Che emozione, il denaro!
Parlare di denaro è sempre parlare anche di emozioni. Che lo vogliamo o no, i soldi toccano corde profonde: sicurezza, controllo, fiducia, aspettative. E quando investiamo, queste emozioni non si spengono. Al contrario, spesso si amplificano.
Anche chi studia grafici, analisi, scenari macroeconomici non è immune. La razionalità ha dei limiti, soprattutto quando ci troviamo davanti a eventi inaspettati, notizie allarmanti, o semplicemente alla paura di perdere ciò che abbiamo costruito.
È qui che entra in gioco la “finanza comportamentale”: un campo di studio che unisce economia e psicologia per capire come prendiamo decisioni finanziarie, e perché spesso lo facciamo in modo tutt’altro che razionale.
SIAMO TUTTI “IRRAZIONALI” (MA IN MODO PREVEDIBILE)
La finanza comportamentale parte da una constatazione semplice ma rivoluzionaria: “gli esseri umani non si comportano come calcolatori perfetti”. E non è un problema di ignoranza. È che siamo fatti così: usiamo scorciatoie mentali (i cosiddetti “bias”), reagiamo a stimoli emotivi, ci facciamo influenzare dal contesto e dagli altri.
Un esempio classico? La paura di perdere. Molti studi hanno dimostrato che il dolore per una perdita è molto più intenso del piacere per un guadagno equivalente. Questo ci porta spesso a fare scelte troppo prudenti, o a vendere in preda al panico proprio nei momenti peggiori.
Oppure c’è l’euforia del guadagno, che ci spinge a rischiare di più quando le cose vanno bene, dimenticando che i mercati non salgono per sempre. O ancora, il cosiddetto “herding”, il comportamento da branco: investo (o disinvesto) solo perché lo fanno tutti gli altri.
QUANDO L’EMOZIONE GUIDA, LA STRATEGIA SI PERDE
Queste dinamiche non sono solo affascinanti da studiare: hanno conseguenze reali. Possono farci accumulare meno di quanto potremmo. O farci rinunciare a investire, per paura. O portarci a inseguire mode del momento, senza una bussola.
E questo vale anche per chi vuole investire in modo sostenibile. Perché anche lì le emozioni giocano un ruolo forte: il desiderio di “fare la cosa giusta”, la paura di essere ingenui, la delusione davanti a notizie contraddittorie su presunti fondi “green” che poi non lo sono davvero.
Per questo, “un buon investimento non è solo quello con i rendimenti più alti”. È quello che sappiamo sostenere nel tempo, che ci fa dormire tranquilli, che è coerente con chi siamo. E questo richiede consapevolezza – non solo dei mercati, ma di noi stessi.

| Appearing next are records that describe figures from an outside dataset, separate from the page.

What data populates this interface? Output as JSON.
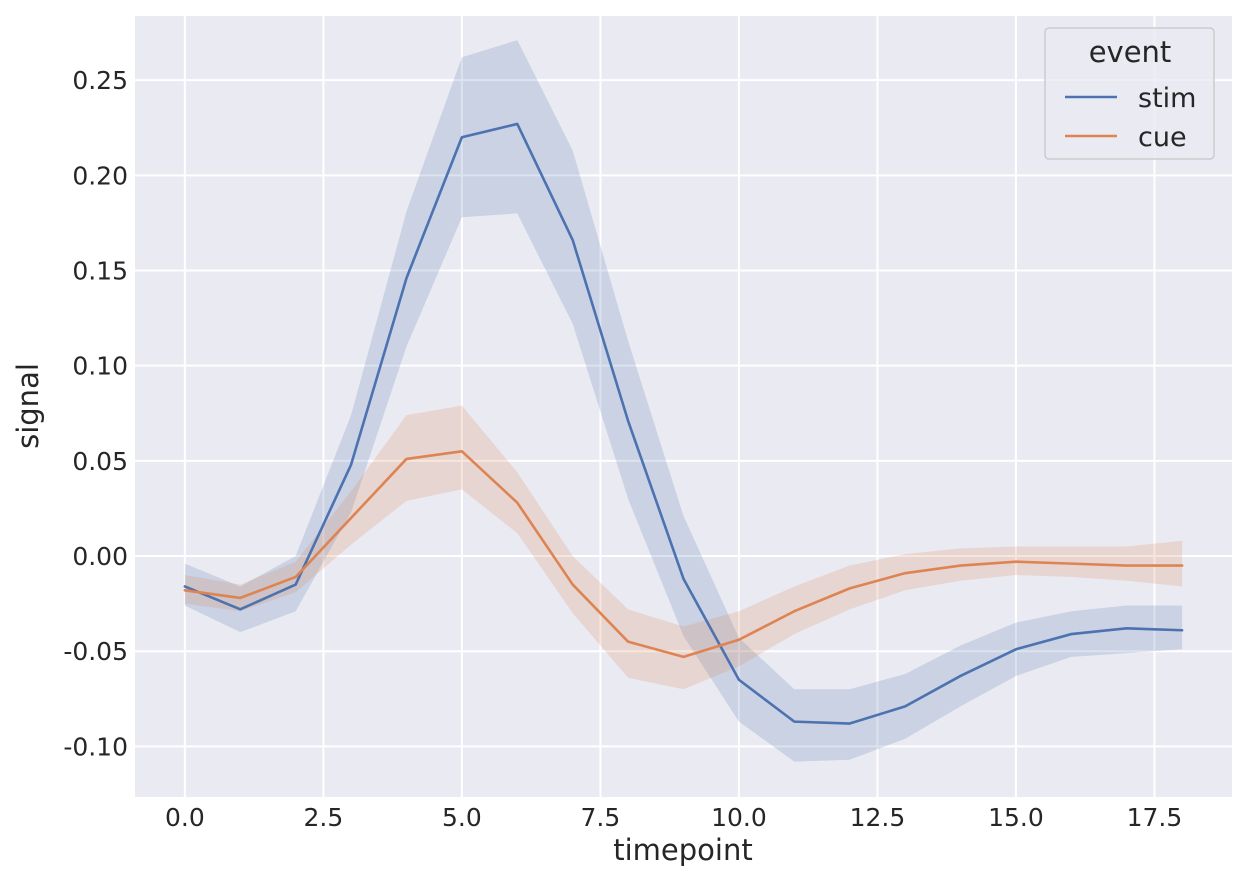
{
  "chart_data": {
    "type": "line",
    "xlabel": "timepoint",
    "ylabel": "signal",
    "xlim": [
      -0.9,
      18.9
    ],
    "ylim": [
      -0.1266,
      0.2837
    ],
    "xticks": [
      0.0,
      2.5,
      5.0,
      7.5,
      10.0,
      12.5,
      15.0,
      17.5
    ],
    "xtick_labels": [
      "0.0",
      "2.5",
      "5.0",
      "7.5",
      "10.0",
      "12.5",
      "15.0",
      "17.5"
    ],
    "yticks": [
      -0.1,
      -0.05,
      0.0,
      0.05,
      0.1,
      0.15,
      0.2,
      0.25
    ],
    "ytick_labels": [
      "-0.10",
      "-0.05",
      "0.00",
      "0.05",
      "0.10",
      "0.15",
      "0.20",
      "0.25"
    ],
    "grid": true,
    "legend": {
      "title": "event",
      "placement": "top-right"
    },
    "x": [
      0,
      1,
      2,
      3,
      4,
      5,
      6,
      7,
      8,
      9,
      10,
      11,
      12,
      13,
      14,
      15,
      16,
      17,
      18
    ],
    "series": [
      {
        "name": "stim",
        "color": "#4c72b0",
        "values": [
          -0.016,
          -0.028,
          -0.015,
          0.048,
          0.146,
          0.22,
          0.227,
          0.166,
          0.071,
          -0.012,
          -0.065,
          -0.087,
          -0.088,
          -0.079,
          -0.063,
          -0.049,
          -0.041,
          -0.038,
          -0.039
        ],
        "ci_lower": [
          -0.026,
          -0.04,
          -0.029,
          0.023,
          0.11,
          0.178,
          0.18,
          0.122,
          0.03,
          -0.042,
          -0.087,
          -0.108,
          -0.107,
          -0.096,
          -0.079,
          -0.063,
          -0.053,
          -0.051,
          -0.049
        ],
        "ci_upper": [
          -0.004,
          -0.016,
          0.0,
          0.074,
          0.181,
          0.262,
          0.271,
          0.213,
          0.113,
          0.021,
          -0.043,
          -0.07,
          -0.07,
          -0.062,
          -0.047,
          -0.035,
          -0.029,
          -0.026,
          -0.026
        ]
      },
      {
        "name": "cue",
        "color": "#dd8452",
        "values": [
          -0.018,
          -0.022,
          -0.011,
          0.02,
          0.051,
          0.055,
          0.028,
          -0.015,
          -0.045,
          -0.053,
          -0.044,
          -0.029,
          -0.017,
          -0.009,
          -0.005,
          -0.003,
          -0.004,
          -0.005,
          -0.005
        ],
        "ci_lower": [
          -0.025,
          -0.029,
          -0.019,
          0.006,
          0.029,
          0.035,
          0.012,
          -0.03,
          -0.064,
          -0.07,
          -0.058,
          -0.041,
          -0.028,
          -0.018,
          -0.013,
          -0.01,
          -0.011,
          -0.013,
          -0.016
        ],
        "ci_upper": [
          -0.01,
          -0.015,
          -0.003,
          0.034,
          0.074,
          0.079,
          0.044,
          0.0,
          -0.028,
          -0.037,
          -0.029,
          -0.016,
          -0.005,
          0.001,
          0.004,
          0.005,
          0.005,
          0.005,
          0.008
        ]
      }
    ]
  }
}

IL CONSULENTE COME ALLEATO EMOTIVO
Chi pensa che il lavoro del consulente finanziario sia solo “fare i conti” si sbaglia. Un bravo consulente ascolta, interpreta, accompagna. Aiuta il cliente a “non farsi travolgere dalle emozioni”, ma nemmeno a ignorarle. Perché l’obiettivo non è diventare freddi e razionali a tutti i costi. È riconoscere le emozioni e integrarle in un processo decisionale più equilibrato.
In fondo, la consulenza finanziaria responsabile è anche questo: “non costruire solo portafogli”, ma costruire fiducia, lucidità, pazienza.
CONOSCERSI PER INVESTIRE MEGLIO
La finanza comportamentale non è una moda accademica: è uno specchio. Ci mostra che “investire bene parte da dentro”. E che solo conoscendo i nostri automatismi, le nostre paure, i nostri desideri profondi possiamo costruire strategie che durino nel tempo.
Perché il futuro non lo controlliamo. Ma possiamo decidere con quale atteggiamento vogliamo affrontarlo.